HARARE, Zimbabwe — Zimbabwean opposition leader Morgan Tsvangirai was cleared yesterday of treason charges that carried a possible death sentence.

Mr. Tsvangirai, 53, was arrested in June 2003 and spent two weeks in jail after protests called by his Movement for Democratic Change (MDC) party that the government said were aimed at overthrowing President Robert Mugabe.

Prosecutor Florence Ziyambi told the Harare magistrate’s court that the state was “withdrawing the charges before plea,” but gave no explanation.

Mr. Tsvangirai showed no emotion when the magistrate read the prosecution’s decision.

But speaking to reporters at his home later in the day, a jubilant Mr. Tsvangirai said the case was a feeble attempt by the Mugabe government to deflect attention from the slew of political and economic crises bedeviling the southern African nation.

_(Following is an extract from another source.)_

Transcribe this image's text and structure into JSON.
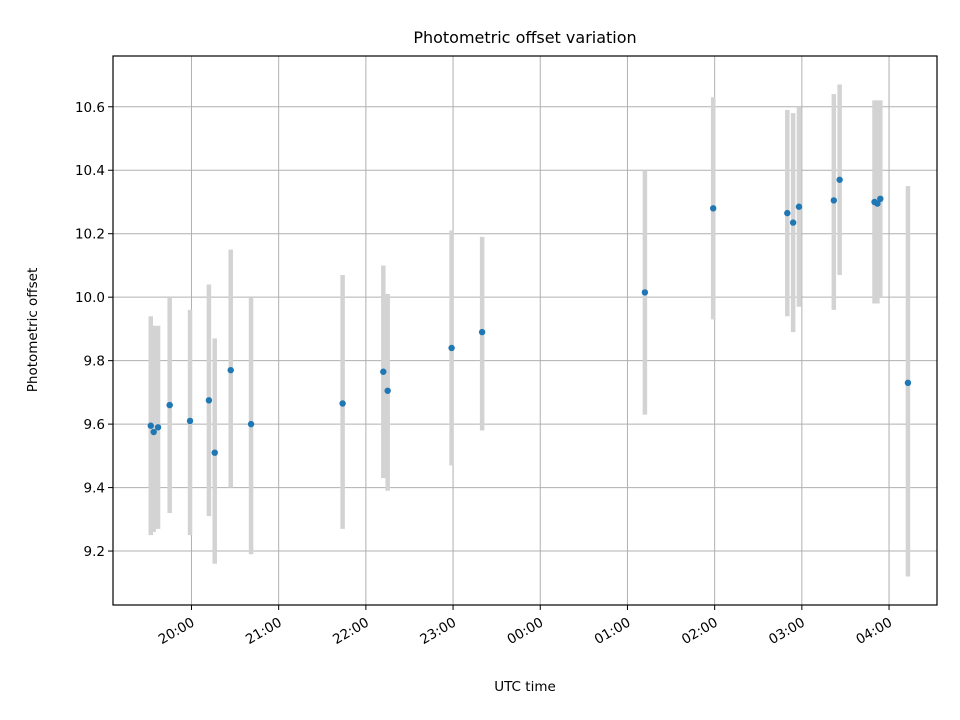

“This one had no basis at all,” he said. “Let me say, this was a worthless attempt to divert attention from the issues confronting our nation.”

The former trade union leader who formed the MDC in late 1999 was also acquitted of treason in October, after an almost six-month trial on separate charges of plotting to kill Mr. Mugabe, in power since the country achieved independence in 1980.

The Zimbabwean government sought leave to appeal in December, but withdrew that appeal in February, shortly before parliamentary elections in March.

At his initial hearing two years ago, Mr. Tsvangirai was brought before the High Court in leg irons and wore khaki prison garb for his bail hearing.

He has been appearing in court regularly for remand, but his attorneys had complained at the last hearing that the state was taking too long to go to trial.

Over the past month, Mr. Tsvangirai has visited communities affected by a much-criticized demolitions campaign that has left 700,000 people homeless and condemned it as an act of retribution against his supporters.

Mr. Tsvangirai is also preparing for a challenge in the Supreme Court against Mr. Mugabe’s victory in 2002 elections, although no date has been set for the case.

His party is also challenging in court the outcome of the March parliamentary vote that gave the MDC 41 seats, compared with 78 for Mr. Mugabe’s party, the Zimbabwe African National Union-Patriotic Front.